SimplicesCrop2 - Copy

There is one triangle for each dataset size. Each triangle is the set of possible weightings among the models. The vertex w_1 is the weighting (1,0,0) representing model 1 (Bill), and so on; a point in the interior of the triangle represents a weighted average among the three models whose weight for model i is roughly the closeness to vertex w_i. The rainbow contour shading indicates the shape of the density function for the weight vector, after taking account of the data. And the pink dot is the true weight vector.

As the dataset size grows, we gain more information and are able to form an increasingly accurate inference about the relative correctness of the models, which can be seen in the convergence of the density towards the true weight vector.

2) When will my new car break down?

There are two companies vying for supremacy in the breakdown-prediction market. Each has its own model, giving a probability distribution for the time to breakdown. SchmoozeCorp thinks that the brand b of the car is the decisive factor, and says

    \[\text{Prob}(t\:|\:\text{Schmooze}\;b\;I) \sim \begin{cases} \text{Gamma}\left(30, \frac{1}{10}\right) & \quad b = \text{FastBack}\\ \text{Gamma}\left(25, \frac{1}{5}\right) & \quad b = \text{SlowPoke}\\ \end{cases}\]

giving a shorter lifetime mean of 3 years to the zippy FastBack and a longer lifespan mean of 5 years to the sedate SlowPoke. The Malfunction Mafia has satisfied itself that the breakdown time is Weibull-distributed with parameters \alpha = \text{number of gears}, and \beta = \frac{\text{cost}}{10000}:

    \[\text{Prob}(t\:|\:\text{Mafia}\;g\;c\;I) \sim \text{Weibull}\left(g, \frac{c}{10000}\right)\]
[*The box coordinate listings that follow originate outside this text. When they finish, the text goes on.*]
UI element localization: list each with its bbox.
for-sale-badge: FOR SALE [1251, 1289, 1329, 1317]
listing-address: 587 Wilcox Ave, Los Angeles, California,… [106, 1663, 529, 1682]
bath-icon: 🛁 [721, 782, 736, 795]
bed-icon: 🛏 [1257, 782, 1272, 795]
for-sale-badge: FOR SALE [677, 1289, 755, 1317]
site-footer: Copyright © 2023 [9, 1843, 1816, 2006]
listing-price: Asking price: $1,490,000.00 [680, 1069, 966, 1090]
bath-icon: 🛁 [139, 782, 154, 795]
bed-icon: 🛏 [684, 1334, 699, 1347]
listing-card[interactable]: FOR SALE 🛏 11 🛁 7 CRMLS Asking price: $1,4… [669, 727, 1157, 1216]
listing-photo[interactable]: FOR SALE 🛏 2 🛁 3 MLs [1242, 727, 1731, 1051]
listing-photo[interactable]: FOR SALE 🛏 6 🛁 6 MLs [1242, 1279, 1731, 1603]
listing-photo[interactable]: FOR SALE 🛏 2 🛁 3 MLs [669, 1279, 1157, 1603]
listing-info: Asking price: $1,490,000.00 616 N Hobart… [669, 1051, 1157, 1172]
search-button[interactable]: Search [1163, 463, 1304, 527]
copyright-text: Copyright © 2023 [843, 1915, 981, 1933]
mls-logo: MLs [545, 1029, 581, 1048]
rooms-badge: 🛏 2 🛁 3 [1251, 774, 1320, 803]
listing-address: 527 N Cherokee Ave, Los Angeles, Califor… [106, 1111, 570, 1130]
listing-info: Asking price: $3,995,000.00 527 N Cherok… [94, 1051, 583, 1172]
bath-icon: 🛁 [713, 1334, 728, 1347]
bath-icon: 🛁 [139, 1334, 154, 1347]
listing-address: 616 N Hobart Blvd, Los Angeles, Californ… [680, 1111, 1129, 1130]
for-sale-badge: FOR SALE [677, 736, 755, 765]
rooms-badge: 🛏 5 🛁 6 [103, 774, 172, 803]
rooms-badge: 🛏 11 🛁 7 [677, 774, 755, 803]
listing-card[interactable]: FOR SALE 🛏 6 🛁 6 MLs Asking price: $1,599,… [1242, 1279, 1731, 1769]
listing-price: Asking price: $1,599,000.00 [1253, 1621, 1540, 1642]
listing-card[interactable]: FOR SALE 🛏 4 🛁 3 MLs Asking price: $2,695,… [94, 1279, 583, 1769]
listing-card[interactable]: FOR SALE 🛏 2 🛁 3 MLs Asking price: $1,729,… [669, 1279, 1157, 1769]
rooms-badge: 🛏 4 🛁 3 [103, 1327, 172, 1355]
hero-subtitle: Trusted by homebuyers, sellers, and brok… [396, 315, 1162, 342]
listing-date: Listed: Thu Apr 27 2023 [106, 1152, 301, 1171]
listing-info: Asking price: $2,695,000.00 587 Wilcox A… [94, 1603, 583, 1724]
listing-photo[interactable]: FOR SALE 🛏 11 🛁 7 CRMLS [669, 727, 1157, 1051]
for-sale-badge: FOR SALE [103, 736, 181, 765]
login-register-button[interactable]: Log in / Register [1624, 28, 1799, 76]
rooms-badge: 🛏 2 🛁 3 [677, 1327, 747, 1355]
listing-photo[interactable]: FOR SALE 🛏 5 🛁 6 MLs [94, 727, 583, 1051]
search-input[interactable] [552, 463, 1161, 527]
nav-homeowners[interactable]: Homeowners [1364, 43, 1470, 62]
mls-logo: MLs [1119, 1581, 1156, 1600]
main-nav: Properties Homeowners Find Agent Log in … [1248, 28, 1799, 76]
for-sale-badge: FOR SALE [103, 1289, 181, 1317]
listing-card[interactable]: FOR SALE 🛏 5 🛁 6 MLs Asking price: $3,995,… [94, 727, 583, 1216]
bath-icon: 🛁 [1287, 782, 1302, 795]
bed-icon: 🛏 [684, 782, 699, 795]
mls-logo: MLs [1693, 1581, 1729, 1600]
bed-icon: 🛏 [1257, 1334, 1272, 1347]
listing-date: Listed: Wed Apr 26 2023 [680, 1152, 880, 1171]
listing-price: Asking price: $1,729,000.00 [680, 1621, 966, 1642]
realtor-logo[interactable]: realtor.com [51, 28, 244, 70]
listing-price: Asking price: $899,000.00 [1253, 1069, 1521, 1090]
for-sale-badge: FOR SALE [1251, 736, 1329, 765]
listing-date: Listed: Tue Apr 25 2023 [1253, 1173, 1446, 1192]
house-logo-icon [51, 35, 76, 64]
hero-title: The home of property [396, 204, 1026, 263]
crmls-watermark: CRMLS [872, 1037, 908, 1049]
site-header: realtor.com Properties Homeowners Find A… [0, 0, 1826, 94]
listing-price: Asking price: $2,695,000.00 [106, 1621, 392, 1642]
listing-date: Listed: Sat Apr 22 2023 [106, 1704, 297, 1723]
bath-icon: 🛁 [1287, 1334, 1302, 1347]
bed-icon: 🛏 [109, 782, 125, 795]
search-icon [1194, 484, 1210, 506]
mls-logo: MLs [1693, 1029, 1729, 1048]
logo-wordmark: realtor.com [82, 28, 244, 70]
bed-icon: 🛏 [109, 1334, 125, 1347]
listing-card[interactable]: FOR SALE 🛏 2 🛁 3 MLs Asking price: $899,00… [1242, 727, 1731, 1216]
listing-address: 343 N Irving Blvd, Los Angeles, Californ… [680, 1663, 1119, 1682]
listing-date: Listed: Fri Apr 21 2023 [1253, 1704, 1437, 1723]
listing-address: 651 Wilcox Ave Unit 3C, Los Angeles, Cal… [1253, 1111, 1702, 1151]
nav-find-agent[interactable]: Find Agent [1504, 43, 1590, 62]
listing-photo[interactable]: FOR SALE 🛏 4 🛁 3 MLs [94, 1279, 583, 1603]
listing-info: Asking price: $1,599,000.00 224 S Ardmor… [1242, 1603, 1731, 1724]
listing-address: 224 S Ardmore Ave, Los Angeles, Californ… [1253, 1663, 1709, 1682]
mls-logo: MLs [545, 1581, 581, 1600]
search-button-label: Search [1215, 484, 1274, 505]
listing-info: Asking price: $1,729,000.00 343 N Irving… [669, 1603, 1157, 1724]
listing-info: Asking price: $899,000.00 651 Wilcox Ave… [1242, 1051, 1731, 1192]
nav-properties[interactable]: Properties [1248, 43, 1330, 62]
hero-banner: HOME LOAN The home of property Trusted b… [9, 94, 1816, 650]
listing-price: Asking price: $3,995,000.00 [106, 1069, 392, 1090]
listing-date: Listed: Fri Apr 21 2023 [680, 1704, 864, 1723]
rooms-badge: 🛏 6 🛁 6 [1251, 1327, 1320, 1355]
with g as the number of gears, and c as the cost of the car. In machine learning jargon, SchmoozeCorp is using only a single feature—the brand—and Malfunction Mafia are using two features—the number of gears and the cost.

We have a dataset of how long it has taken a number of new cars to break down. You just bought a new FastBack for $71000, and it has 6 gears. When will it break down?

Solution

We run the ensembler for datasets of size 10, 50, and 400. Below we plot the SchmoozeCorp and Malfunction Mafia predictive distributions with the ensembler’s distribution and the real distribution that generated the datasets, for each dataset size.

CarDist10

CarDist50

CarDist400

The ensembler’s distribution converges upon the real distribution as the dataset size increases. The predictions made by each company are quite bad, but the ensembler’s combination of them is good. The ensembler makes an inference about the weighting, which is shown in the following graphs, with the rainbow-coloured distribution being the inferred density on the weight for SchmoozeCorp, and the magenta line indicating the actual weight used in the generating distribution.

CarWeight3

Conclusion

Ensembling provides a way to improve weak models by combining them. It is roughly analogous to Fourier analysis, where each basis function is a poor approximator of the target function, but a suitable combination of the basis functions can yield a good fit. If the component models are so bad that they collectively provide poor coverage, then ensembling will achieve little. Often enough, though, it can turn lacklustre results into actionable insight, especially in difficult analytics problems where good models are hard to find.

Further Reading

Robi Polikar (2009) Ensemble Learning. Scholarpedia, 4(1):2776. Viewed 8 September 2017.